Flaming Embers…Friday Fictioneers.

Boat was the only way home. A huge fire storm had engulfed Ku’ring-gai National Park, and jumped across the M1 Motorway, burning out the trains and blocking all traffic in and out of Sydney.

Dave was trapped, just like millions of  nameless commuters jammed into this hellish sardine tin of burning embers.  Yet, like a bat out of hell, he had to get home. She’d never leave the house. Would rather go up in flames, than face her fear.

Dad’s dingy would never make it across the Hawkesbury, but he had to try. Only love could find a way now.


This has been another contribution to Friday Fictioneers hosted by Rochelle Wishoff Fields. This week’s PHOTO PROMPT © Fatima Fakier Deria. 

Bushfires are quite a normal, anticipated events, especially during a blazing Australian Summer. It is not uncommon for the M1 Motorway, the only main road North out of Sydney, to be closed due to bushfires and on such instances, the trains are likely to be down too leaving stranded commuters to crash out wherever they can for the night. My husband has been caught up in these closures, although our house is nowhere near the bush.

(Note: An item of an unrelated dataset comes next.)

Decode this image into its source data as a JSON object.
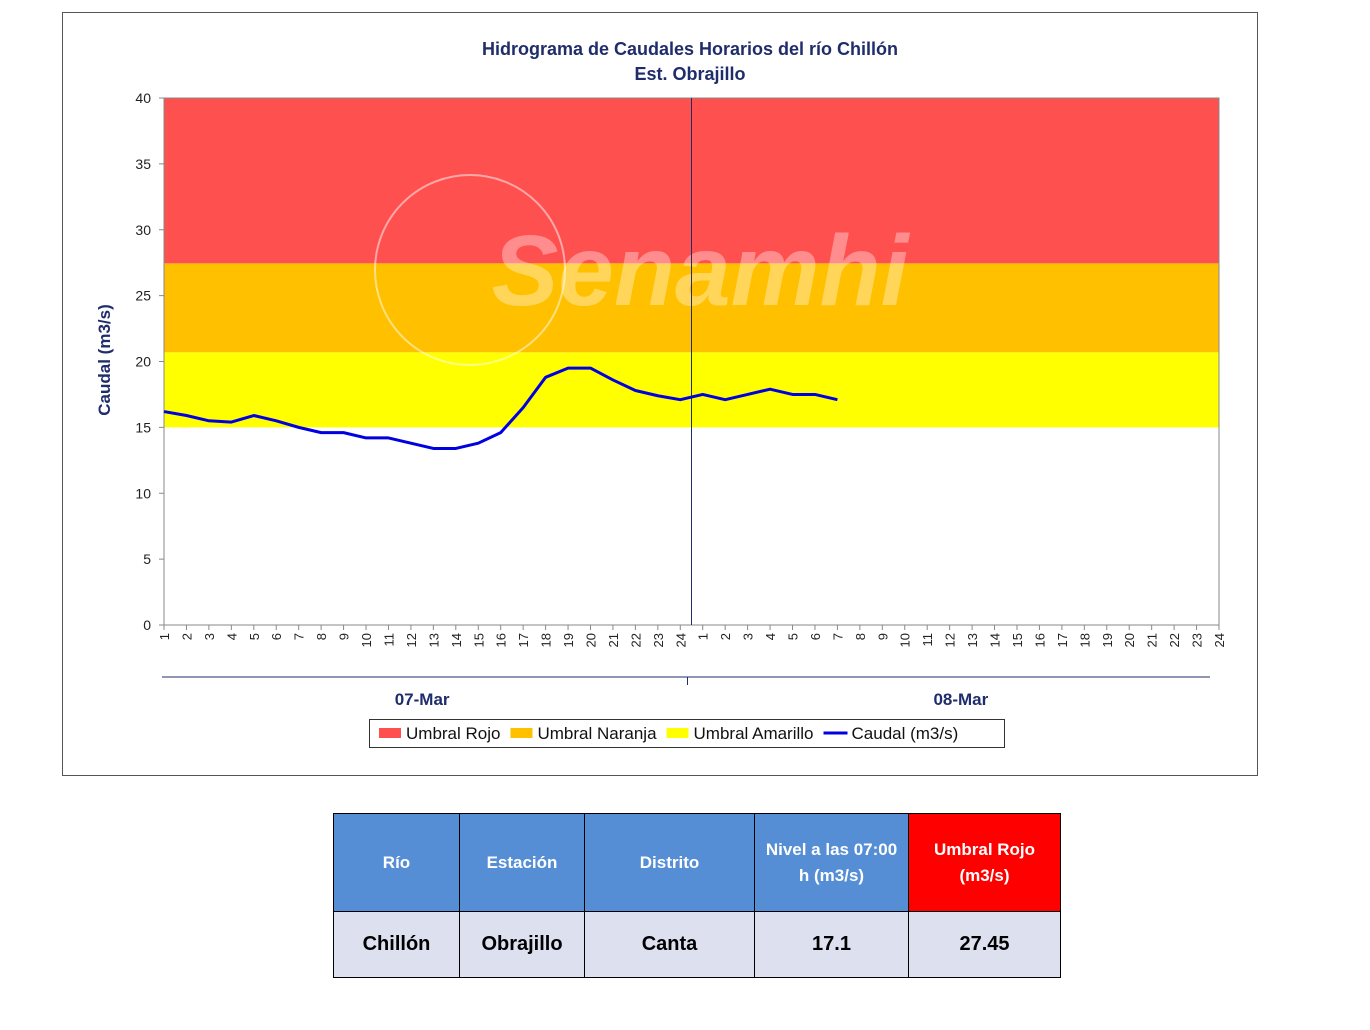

If you are wanting to read a first hand account of driving through such fires, Kimberley’s Bushfire Diary is worth checking out.

Best wishes,


35 thoughts on “Flaming Embers…Friday Fictioneers.

  1. Rowena Post author

    Thank you very much, Clare. There have been a few times in recent years where the bush fires were so bad that it looked like the whole Sydney was on fire. It was quite scary. We live a bit North of Sydney in what is greater Sydney and my husband has been caught out unable to get home from work. It has almost felt like the end of the world at such times.
    Best wishes,

  2. Dale

    I have to agree with Claire, that “hellish sardine tin of burning embers” is a great descriptive line…
    What a horrible situation to find oneself in.

  3. Jelli

    Wow, what a story…and from your personal note, I can only imagine it better. Wow! We used to burn off our tobacco fields every fall after harvest. It was a carefully controlled burn, but very smokey. I can’t even begin to imagine being in the middle of an uncontrolled forest/bush fire. So scary!

  4. Rowena Post author

    Thanks, Jelli. I haven’t been in the middle of one myself but there have been busfires fairly close to home but at a safe distance. We went up to photograph a controlled back burn during one of these fires and it was incredible. Must try and dig those photos up. The entire hill was on fire with gum trees and bushes in flames.
    Best wishes,

  5. Rowena Post author

    Thanks Lynn and thank you for pointing out the confusion. I hadn’t thought of that on a conscious level, but you’re right and it’s such a feature of such horrific natural disasters.
    Best wishes,

  6. Ellie Scott

    You’ve managed to capture such a desperate yet hopeless tone, and knowing that this happens often makes it all the more scary. Great piece.

  7. Fatima Fakier

    That line of “rather go up in flames, than face her fears” reflects our own resistance to facing our own fears so well. I hope he saves her, though it seems so bleak and unlikely.

  8. Rowena Post author

    I think I’ll also go for your hurricanes as well and your alligators and rattle snakes over our salt water crocs and the fierce snake or Eastern Brown Snakes. Oops. I just wound my husband up about our deadly snakes and his face lit up and he was very animated.
    Best wishes,

  9. 4963andypop

    Yes, Australia sounds like a dry Florida on steroids.:)

    My Dad has actually been to Australia several times, and got his PhD there(we stayed home in Minnesota.) The last time, my mom, who was very well-traveled, went along and she told stories of encountering very large lizards, and said there were too many poisonous snakes to count.

    It looks lovely anyway and I would love to go someday. I’m quite fond of several Australian shows. The one that comes to mind is Dr. Blake mysteries.

    Funny image of being “wound up” by snakes. Snakes are usually winding their way somewhere, and often up.